Le sous-marin nucléaire lance-missiles Kazan sera-t-il le cauchemar des marines occidentales ?

Selon le Ministère Russe de La Défense, le nouveau sous-marin nucléaire lance-missiles Kazan, seconde unité de la classe Iassen mais première unité de la variante projet 885-M Iassen-M, aurait été admis au service actif ce vendredi 7 Mai, et aurait rejoint la Marine Russe pour être déployé au sein de la flotte du Nord. Malgré les délais de construction et une livraison reportée de 2 ans, l’arrivée de ce nouveau sous-marin semble inquiéter les Etats-Majors occidentaux, soucieux des capacités offensives du nouveau submersibles, mais également de sa grande discrétion. Et en effet, le Kazan, ainsi que les 7 autres sous-marins de la variante Iassen-M à différents stades de construction au sein des arsenaux et chantiers navals russes, représentent un challenge inédit pour les marines occidentales.
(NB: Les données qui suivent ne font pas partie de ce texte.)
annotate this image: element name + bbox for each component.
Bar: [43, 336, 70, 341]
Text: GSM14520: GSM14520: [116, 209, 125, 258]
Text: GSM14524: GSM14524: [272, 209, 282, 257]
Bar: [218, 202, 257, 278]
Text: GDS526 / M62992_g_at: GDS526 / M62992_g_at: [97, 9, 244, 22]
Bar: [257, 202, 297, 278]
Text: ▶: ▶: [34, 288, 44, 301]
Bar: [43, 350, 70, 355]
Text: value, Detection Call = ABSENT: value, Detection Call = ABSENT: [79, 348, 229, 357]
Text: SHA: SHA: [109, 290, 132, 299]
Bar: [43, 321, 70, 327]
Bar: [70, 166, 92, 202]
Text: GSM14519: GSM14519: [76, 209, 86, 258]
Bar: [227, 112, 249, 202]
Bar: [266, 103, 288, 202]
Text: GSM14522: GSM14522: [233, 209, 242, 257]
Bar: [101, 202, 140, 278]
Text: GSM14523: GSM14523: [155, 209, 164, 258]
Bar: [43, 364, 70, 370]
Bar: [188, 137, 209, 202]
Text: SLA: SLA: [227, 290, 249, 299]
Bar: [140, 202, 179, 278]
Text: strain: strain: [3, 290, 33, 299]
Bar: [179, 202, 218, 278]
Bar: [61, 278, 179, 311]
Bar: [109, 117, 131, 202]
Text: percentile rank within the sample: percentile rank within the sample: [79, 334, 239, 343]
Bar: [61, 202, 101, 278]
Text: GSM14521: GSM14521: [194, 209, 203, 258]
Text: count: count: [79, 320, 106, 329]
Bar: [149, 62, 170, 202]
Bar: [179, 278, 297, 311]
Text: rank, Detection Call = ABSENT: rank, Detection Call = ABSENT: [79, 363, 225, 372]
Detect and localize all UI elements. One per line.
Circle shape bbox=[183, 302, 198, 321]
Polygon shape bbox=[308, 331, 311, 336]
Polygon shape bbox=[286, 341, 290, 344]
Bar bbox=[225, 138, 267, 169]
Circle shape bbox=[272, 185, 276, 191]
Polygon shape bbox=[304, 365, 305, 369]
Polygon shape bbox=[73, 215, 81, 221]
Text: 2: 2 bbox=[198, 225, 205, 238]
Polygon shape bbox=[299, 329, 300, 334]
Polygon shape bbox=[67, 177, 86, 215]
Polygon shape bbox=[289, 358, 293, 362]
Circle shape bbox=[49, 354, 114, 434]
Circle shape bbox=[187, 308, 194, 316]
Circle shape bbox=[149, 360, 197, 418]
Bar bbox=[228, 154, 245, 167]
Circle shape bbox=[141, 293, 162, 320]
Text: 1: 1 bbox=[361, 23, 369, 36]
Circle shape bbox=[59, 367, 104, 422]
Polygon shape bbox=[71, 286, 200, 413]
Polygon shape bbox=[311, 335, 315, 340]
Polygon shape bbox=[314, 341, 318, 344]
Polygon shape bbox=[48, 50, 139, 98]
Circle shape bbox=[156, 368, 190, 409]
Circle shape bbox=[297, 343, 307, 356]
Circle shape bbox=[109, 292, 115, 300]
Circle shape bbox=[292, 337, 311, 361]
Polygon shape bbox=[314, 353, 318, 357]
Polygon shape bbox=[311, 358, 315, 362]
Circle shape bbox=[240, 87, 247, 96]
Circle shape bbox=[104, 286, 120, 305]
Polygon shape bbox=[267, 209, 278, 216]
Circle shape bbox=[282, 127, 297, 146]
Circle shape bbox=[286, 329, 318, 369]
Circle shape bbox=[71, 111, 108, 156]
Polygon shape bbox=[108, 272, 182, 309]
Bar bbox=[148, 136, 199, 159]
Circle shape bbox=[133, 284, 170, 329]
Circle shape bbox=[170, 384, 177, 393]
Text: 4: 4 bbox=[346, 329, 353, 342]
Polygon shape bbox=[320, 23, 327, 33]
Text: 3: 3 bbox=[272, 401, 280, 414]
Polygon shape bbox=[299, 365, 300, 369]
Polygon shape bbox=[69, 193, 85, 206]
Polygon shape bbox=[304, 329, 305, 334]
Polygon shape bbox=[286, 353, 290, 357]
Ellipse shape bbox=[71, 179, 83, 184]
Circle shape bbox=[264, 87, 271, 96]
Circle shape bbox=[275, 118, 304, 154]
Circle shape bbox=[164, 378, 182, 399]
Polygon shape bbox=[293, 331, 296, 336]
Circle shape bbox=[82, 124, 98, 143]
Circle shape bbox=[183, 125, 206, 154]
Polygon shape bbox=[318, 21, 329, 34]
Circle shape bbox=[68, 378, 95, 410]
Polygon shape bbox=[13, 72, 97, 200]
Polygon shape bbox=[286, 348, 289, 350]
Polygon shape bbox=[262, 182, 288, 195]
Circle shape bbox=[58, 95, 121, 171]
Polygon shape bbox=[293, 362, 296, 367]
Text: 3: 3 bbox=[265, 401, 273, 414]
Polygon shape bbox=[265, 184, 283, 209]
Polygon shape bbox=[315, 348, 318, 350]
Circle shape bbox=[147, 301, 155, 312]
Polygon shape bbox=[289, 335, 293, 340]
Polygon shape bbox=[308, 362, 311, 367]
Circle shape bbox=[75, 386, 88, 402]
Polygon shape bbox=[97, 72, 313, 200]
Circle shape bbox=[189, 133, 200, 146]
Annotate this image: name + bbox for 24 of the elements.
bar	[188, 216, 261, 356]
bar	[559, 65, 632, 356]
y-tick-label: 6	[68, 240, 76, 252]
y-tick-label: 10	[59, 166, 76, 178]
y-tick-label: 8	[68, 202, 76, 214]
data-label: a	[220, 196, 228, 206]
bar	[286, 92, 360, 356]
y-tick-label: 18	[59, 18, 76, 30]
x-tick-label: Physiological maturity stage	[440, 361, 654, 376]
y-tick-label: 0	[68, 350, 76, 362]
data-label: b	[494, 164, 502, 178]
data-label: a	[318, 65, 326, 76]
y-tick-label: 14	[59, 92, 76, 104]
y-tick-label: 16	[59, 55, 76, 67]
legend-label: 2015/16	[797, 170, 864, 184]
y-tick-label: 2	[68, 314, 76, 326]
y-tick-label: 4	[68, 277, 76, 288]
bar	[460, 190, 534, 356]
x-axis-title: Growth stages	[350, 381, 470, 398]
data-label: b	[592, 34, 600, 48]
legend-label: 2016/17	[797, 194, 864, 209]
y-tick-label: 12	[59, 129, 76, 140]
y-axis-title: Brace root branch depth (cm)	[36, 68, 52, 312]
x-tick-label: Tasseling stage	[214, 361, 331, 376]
Plus petit de prés de 12 mètres que la première unité de la classe Iassen, le Severodvinsk entré en service en décembre 2013 après 20 années de construction, le Kazan se veut avant tout plus économique que son grand-frère, tout en conservant les attributs propres à cette classe, à l’instar de ce que furent initialement les Virginia vis-à-vis des SeaWolf de l’US Navy. Et de fait, les estimations publiées donnent un cout unitaire pour les Iassen-M de l’ordre de 800 m$, là ou le Severodvinsk aurait couté prés du double. Il est vrais qu’entre 2013 et 2021, la valeur du rouble russe a elle aussi été divisée par 2. Pour autant, le Kazan et les navires qui le suivent disposent de la même puissance de feu que leur ainé, à savoir 8 systèmes de lancement verticaux capables de recevoir chacune 4 missiles anti-navires longue portée P800 Onix ou autant de missiles anti-navires hypersoniques 3M22 Tzirkon, ou 5 missiles de croisière/anti-navires/anti-sous-marins de la famille Kalibr, soit entre 32 et 40 missiles. A cela s’ajoutent les 10 tubes lance-torpilles armés de torpilles lourdes anti-sous-marines ou anti-navires.

D’une portée pouvant dépasser les 300 km et une vitesse allant jusqu’à Mach 2.5, le P800 Oniks est une arme anti-navire contre laquelle bien peu de systèmes antimissiles modernes peuvent se défendre.